The nearly three-year fight over access to records of Vice President Dick Cheney’s energy task force came to the high court on Tuesday, with the Bush administration’s top lawyer arguing that the Constitution gives presidents and vice presidents power to gather advice and make decisions without being forced to reveal every detail of how those decisions are made.
High court hears Cheney case; At issue: Should info from energy meetings be made public?
The Associated Press
WASHINGTON (April 27, 2004) — The nearly three-year fight over access to records of Vice President Dick Cheney’s energy task force came to the high court on Tuesday, with the Bush administration’s top lawyer arguing that the Constitution gives presidents and vice presidents power to gather advice and make decisions without being forced to reveal every detail of how those decisions are made.
“This is a case about the separation of powers,” Solicitor General Theodore Olson told the justices at the start of lively arguments about privacy in White House policy-making.
The case reached the Supreme Court after a federal judge ordered what Olson called a broad, unconstitutional release of White House documents.
The White House is framing the case as a major test of executive power, arguing that the forced disclosure of confidential records intrudes on a president’s power to get truthful advice. Environmental and other interest groups claim the records will show whether the energy industry got special access or favors.
Justices were told that former Enron chairman Ken Lay and others were players, but until the government produces records, it won’t be clear if they actually drafted the government’s policies.
‘What happened at those meetings’
“The question is what happened at those meetings,” said Alan Morrison, the attorney for the Sierra Club.
The legal issues in the case have been almost overshadowed by a political controversy involving Justice Antonin Scalia. He has refused to step down despite a controversy over a hunting trip he took with Cheney, an old friend, weeks after the high court agreed to hear Cheney’s appeal.
Scalia took his seat behind the court’s high bench as usual Tuesday, and almost immediately posed a hard question to the administration lawyer. Since the case concerns whether outsiders influenced the outcome of the task force’s work, why not release voting records of the energy task force, Scalia asked.
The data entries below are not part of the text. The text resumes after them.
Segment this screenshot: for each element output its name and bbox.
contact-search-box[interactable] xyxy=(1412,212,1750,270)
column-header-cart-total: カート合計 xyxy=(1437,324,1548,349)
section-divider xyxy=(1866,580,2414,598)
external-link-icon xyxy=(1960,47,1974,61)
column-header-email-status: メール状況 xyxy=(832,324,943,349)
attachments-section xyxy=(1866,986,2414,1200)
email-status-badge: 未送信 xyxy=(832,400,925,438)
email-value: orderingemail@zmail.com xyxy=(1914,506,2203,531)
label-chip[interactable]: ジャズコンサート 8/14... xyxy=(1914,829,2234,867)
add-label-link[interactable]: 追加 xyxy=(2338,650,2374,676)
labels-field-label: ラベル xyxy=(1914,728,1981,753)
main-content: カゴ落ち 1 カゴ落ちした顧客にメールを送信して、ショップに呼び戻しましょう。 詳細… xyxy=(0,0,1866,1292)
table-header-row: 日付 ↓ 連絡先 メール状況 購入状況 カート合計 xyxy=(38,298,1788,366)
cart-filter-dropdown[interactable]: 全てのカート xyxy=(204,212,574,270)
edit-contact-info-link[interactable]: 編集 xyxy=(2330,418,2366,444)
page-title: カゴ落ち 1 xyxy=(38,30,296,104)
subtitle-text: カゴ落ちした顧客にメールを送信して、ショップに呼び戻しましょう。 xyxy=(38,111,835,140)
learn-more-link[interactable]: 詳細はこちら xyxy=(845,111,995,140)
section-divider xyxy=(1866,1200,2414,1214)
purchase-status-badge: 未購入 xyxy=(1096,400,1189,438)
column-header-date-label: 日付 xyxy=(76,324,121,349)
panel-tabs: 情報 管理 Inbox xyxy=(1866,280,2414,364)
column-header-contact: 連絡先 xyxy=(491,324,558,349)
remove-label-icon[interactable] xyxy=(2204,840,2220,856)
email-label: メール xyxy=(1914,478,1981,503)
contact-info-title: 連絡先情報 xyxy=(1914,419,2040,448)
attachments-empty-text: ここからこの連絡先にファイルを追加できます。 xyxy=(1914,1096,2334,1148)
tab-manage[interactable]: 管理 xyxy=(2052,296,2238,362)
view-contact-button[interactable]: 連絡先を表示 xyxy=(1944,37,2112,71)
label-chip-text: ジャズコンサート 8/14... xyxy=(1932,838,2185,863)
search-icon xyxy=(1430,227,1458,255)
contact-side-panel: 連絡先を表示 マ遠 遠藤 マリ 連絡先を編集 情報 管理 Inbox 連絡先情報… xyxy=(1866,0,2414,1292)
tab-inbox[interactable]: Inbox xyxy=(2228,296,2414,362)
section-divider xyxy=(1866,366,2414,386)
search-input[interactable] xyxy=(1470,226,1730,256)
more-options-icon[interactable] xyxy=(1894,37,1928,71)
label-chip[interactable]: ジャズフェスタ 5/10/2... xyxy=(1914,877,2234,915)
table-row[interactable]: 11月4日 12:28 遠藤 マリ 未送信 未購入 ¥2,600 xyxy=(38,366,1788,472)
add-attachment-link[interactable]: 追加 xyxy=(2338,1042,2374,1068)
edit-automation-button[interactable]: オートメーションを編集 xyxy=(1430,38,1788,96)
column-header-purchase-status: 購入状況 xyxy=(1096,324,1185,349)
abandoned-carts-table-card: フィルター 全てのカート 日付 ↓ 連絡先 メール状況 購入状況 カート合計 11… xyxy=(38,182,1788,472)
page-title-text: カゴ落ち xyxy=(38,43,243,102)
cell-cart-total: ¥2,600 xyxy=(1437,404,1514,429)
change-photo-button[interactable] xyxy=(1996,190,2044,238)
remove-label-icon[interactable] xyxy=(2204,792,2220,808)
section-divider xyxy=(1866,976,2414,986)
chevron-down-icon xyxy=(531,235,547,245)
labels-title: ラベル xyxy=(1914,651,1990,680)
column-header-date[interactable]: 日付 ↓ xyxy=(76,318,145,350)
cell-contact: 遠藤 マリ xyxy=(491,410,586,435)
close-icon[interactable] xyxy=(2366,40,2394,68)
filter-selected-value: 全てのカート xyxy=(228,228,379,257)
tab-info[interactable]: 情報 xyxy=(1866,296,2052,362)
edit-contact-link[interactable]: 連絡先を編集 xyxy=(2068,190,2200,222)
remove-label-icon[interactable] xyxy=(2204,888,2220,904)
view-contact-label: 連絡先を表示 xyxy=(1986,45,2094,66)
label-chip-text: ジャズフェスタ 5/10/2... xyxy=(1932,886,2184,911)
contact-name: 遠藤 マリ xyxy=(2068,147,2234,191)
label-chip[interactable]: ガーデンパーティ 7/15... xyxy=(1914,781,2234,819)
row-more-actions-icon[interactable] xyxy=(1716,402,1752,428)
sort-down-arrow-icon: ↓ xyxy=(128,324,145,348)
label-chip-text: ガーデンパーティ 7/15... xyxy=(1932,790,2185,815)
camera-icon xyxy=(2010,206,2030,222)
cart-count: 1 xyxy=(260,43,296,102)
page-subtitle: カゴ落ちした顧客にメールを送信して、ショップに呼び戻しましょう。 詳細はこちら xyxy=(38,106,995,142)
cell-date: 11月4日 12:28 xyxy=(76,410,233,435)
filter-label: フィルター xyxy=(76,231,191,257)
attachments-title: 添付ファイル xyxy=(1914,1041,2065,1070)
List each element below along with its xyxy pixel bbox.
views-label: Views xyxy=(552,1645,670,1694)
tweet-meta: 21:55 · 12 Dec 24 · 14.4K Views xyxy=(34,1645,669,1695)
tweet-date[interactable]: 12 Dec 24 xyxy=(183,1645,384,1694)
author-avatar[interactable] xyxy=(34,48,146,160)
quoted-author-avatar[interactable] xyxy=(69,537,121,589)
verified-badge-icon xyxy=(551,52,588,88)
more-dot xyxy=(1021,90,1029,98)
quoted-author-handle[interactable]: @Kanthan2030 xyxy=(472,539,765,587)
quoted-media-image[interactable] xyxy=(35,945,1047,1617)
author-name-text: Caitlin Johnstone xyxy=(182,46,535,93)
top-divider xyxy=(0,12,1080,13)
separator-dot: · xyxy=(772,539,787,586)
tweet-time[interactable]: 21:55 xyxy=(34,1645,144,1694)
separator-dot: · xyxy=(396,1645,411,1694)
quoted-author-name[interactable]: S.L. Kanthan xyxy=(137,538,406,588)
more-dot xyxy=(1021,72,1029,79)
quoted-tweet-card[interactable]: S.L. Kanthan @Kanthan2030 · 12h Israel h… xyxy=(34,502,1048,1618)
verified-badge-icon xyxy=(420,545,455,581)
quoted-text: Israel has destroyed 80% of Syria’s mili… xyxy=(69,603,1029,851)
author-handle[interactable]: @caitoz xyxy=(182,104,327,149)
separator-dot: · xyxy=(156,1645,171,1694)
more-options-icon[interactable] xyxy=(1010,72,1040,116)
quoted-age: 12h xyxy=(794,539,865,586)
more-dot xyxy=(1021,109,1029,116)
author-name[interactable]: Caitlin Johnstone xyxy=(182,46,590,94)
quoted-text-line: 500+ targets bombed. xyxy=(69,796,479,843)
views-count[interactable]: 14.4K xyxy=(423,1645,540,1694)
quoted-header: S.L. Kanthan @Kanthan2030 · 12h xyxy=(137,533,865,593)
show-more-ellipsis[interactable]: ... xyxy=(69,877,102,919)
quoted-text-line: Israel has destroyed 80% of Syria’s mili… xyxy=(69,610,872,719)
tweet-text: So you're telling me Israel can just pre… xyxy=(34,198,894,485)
Told that such a disclosure would raise privacy concerns, Scalia sounded skeptical. “All I’m saying is, why would that be such an intrusion … just to know whether anybody who voted on any of the recommendations was a nongovernment employee?” he asked.
But later, Scalia fired question after question at Morrison, at one point telling him his arguments were implausible. The court is expected to rule by July.
Bush administration lost first two rounds
The case began in July 2001 when Justice Watch, a government watchdog group, sued over Cheney’s private meetings. The case has never gone to trial, but a federal judge ordered the White House to begin turning over records two years ago.
The Bush administration has lost two rounds in federal court. If the Supreme Court makes it three, Cheney could have to reveal potentially embarrassing records just in time for the presidential election.
Most of the talk among spectators who began lining up the night before was about Scalia, not the case.
“The big deal is Scalia,” said 23-year-old law student Peter Stockburger of Austin, Texas. “It was dumb that he went on the hunting trip. It was stupid, but it wasn’t illegal.”
Scalia had said he did not discuss the case with Cheney when they flew together on a government jet to Louisiana for the duck hunt at a camp owned by an oil rig services executive.
“If it is reasonable to think that a Supreme Court justice can be bought so cheap, the nation is in deeper trouble than I had imagined,” Scalia wrote in rejecting the Sierra Club’s request that he disqualify himself.
Judicial Watch and the environmental group Sierra Club want the task force papers made public to see what influence energy industries had in outlining national energy policy.
The Sierra Club accused the administration of shutting environmentalists out of the meetings while catering to energy industry executives and lobbyists.
Olson told the justices in court filings that no energy industry officials participated improperly in meetings.
Court a bastion of private deliberations
The Supreme Court also is known for private meetings.
“The court utilizes the process of confidential deliberation just as the executive branch does. Memos are drafted, deliberations occur and drafts of opinions are circulated – all behind closed doors,” said Kris Kobach, a constitutional law professor at the University of Missouri-Kansas City. “In both branches, deliberation is more candid, honest and valuable if it sometimes is sheltered from public scrutiny.”
Martin Shapiro, a Supreme Court expert at the University of California, Berkeley, said while the court engages in private consultation, “the justices are used to themselves making decisions on the basis of what they hear from two sides publicly.”